You are viewing a plain text version of this content. The canonical link for it is here.

Posted to user@spark.apache.org by Oleg Ruchovets <or...@gmail.com> on 2014/09/02 20:10:12 UTC

pyspark and cassandra

Hi All ,
   Is it possible to have cassandra as input data for PySpark. I found
example for java -
http://java.dzone.com/articles/sparkcassandra-stack-perform?page=0,0 and I
am looking something similar for python.

Thanks
Oleg.

Re: pyspark and cassandra

Posted by Oleg Ruchovets <or...@gmail.com>.

Hi ,
  I try to evaluate different option of spark + cassandra and I have couple
of additional questions.
  My aim is to use cassandra only without hadoop:
  1) Is it possible to use only cassandra as input/output parameter for
PySpark?
  2) In case I'll use Spark (java,scala) is it possible to use only
cassandra - input/output without hadoop?
  3) I know there are couple of strategies for storage level, in case my
data set is quite big and I have no enough memory to process - can I use
DISK_ONLY option without hadoop (having only cassandra)?

Thanks
Oleg

On Wed, Sep 3, 2014 at 3:08 AM, Kan Zhang <kz...@apache.org> wrote:

> In Spark 1.1, it is possible to read from Cassandra using Hadoop jobs. See
> examples/src/main/python/cassandra_inputformat.py for an example. You may
> need to write your own key/value converters.
>
>
> On Tue, Sep 2, 2014 at 11:10 AM, Oleg Ruchovets <or...@gmail.com>
> wrote:
>
>> Hi All ,
>>    Is it possible to have cassandra as input data for PySpark. I found
>> example for java -
>> http://java.dzone.com/articles/sparkcassandra-stack-perform?page=0,0 and
>> I am looking something similar for python.
>>
>> Thanks
>> Oleg.
>>
>
>

Re: pyspark and cassandra

Posted by Kan Zhang <kz...@apache.org>.

In Spark 1.1, it is possible to read from Cassandra using Hadoop jobs. See
examples/src/main/python/cassandra_inputformat.py for an example. You may
need to write your own key/value converters.

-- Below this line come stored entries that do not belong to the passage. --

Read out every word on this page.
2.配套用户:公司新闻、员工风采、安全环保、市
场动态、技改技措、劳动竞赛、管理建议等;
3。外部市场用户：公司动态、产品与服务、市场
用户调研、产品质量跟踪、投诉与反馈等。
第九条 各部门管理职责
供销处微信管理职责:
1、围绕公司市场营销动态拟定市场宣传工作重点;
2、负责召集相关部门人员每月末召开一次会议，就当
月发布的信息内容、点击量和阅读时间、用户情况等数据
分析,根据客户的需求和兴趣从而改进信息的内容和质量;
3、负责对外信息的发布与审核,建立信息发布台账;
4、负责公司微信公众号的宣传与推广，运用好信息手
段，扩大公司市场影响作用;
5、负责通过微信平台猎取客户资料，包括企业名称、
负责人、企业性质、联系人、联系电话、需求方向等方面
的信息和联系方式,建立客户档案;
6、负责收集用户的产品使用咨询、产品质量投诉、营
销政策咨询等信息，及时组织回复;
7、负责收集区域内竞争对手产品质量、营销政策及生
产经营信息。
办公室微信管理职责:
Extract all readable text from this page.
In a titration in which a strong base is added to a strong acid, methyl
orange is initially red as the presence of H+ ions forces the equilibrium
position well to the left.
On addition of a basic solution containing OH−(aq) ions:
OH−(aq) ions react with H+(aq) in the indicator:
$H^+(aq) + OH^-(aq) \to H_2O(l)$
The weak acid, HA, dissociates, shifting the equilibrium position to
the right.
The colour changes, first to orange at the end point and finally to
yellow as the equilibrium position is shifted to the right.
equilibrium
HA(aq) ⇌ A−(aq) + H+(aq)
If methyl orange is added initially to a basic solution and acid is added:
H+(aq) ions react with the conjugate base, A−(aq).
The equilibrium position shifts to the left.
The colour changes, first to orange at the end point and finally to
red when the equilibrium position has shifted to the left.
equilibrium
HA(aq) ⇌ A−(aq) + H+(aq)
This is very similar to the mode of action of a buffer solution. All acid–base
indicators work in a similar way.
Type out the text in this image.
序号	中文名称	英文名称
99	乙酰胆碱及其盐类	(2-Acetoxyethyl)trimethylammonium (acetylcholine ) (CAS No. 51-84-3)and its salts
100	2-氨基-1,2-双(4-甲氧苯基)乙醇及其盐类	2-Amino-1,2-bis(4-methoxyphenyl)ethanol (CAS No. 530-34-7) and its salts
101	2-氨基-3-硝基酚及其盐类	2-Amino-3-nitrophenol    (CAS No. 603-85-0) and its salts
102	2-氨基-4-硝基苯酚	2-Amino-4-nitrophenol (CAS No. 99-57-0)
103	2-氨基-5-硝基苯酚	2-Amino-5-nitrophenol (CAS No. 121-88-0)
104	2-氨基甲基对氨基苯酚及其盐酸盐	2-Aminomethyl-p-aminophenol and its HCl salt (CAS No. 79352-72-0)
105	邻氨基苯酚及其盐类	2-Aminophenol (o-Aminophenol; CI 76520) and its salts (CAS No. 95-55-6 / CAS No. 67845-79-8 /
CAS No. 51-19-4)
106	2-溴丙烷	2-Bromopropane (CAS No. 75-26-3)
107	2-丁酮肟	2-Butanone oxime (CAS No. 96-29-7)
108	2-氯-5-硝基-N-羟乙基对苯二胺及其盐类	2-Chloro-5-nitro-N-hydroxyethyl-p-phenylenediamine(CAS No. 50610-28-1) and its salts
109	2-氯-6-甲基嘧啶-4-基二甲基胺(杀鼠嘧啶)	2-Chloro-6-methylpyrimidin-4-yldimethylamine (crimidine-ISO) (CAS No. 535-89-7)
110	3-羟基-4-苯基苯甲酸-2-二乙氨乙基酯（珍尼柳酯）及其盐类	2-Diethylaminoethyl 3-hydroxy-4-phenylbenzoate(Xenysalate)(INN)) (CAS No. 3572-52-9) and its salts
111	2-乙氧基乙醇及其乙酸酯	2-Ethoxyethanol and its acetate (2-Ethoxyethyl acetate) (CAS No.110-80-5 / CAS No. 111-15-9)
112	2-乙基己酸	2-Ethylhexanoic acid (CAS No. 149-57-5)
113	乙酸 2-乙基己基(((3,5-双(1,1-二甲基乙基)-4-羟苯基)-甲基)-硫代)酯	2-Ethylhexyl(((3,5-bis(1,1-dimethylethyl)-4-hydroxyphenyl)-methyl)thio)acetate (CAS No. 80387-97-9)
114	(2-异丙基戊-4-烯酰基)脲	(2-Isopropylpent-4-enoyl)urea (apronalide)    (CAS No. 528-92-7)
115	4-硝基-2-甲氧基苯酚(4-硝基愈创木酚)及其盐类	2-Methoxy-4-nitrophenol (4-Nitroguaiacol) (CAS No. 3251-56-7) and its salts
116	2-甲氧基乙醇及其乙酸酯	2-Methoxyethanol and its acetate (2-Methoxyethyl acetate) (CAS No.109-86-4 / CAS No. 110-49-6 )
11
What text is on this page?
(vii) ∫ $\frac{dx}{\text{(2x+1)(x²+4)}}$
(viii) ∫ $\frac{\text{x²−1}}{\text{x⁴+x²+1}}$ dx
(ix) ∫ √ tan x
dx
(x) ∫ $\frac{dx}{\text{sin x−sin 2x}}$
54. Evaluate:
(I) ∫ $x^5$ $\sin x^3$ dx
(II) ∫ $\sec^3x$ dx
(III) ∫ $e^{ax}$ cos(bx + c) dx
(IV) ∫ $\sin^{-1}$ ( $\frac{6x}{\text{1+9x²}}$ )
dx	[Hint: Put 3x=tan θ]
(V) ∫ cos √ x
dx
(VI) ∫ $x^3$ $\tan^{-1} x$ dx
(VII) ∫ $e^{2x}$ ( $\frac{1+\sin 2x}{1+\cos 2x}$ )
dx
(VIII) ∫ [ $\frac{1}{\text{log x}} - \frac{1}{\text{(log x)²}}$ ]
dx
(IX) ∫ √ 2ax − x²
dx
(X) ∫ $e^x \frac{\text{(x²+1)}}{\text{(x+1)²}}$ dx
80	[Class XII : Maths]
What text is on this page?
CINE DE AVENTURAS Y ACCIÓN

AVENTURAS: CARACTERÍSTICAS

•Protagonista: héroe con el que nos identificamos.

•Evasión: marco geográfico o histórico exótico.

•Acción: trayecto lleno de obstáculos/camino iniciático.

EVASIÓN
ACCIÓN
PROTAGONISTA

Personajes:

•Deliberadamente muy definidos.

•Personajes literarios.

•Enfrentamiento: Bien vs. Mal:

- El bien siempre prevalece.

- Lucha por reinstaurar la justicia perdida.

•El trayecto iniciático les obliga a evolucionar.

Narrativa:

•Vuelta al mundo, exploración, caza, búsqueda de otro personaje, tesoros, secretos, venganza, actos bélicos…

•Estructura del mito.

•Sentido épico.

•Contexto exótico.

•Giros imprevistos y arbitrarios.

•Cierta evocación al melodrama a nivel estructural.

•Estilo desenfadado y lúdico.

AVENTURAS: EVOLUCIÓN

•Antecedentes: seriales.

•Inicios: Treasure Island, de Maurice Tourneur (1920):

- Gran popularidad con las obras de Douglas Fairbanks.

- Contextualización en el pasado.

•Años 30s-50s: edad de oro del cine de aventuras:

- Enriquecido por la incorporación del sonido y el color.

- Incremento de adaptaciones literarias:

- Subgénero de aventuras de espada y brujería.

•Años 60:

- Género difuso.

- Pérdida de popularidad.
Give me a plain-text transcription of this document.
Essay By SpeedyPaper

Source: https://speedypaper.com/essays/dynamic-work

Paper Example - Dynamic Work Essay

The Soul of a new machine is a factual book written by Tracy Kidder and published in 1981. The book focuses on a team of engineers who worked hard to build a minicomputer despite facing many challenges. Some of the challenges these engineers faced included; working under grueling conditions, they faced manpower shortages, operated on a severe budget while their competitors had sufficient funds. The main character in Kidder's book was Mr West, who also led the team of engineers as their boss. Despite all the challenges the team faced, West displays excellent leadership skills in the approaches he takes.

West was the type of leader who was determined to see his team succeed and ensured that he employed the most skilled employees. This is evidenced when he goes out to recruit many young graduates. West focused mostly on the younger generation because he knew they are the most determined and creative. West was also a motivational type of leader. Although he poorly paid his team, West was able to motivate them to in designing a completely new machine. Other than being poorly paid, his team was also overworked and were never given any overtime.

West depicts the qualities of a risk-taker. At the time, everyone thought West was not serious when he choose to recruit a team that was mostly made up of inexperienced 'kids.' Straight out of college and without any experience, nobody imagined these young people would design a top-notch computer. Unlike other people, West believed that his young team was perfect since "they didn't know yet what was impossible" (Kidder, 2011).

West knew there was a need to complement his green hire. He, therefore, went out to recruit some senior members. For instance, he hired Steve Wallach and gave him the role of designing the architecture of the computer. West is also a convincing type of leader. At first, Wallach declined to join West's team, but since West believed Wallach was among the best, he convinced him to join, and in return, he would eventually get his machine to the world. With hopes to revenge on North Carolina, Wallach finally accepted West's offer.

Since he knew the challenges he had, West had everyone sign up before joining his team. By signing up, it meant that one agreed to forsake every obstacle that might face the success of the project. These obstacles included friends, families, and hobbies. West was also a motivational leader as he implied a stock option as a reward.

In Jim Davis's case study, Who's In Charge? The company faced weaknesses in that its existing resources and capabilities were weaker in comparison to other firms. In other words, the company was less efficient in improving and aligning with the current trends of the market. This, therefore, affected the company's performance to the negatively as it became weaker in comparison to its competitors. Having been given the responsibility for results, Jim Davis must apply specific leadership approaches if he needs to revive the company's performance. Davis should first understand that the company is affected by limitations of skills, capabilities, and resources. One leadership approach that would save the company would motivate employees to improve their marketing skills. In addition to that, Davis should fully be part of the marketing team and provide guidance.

On Tue, Sep 2, 2014 at 11:10 AM, Oleg Ruchovets <or...@gmail.com>
wrote:

> Hi All ,
>    Is it possible to have cassandra as input data for PySpark. I found
> example for java -
> http://java.dzone.com/articles/sparkcassandra-stack-perform?page=0,0 and
> I am looking something similar for python.
>
> Thanks
> Oleg.
>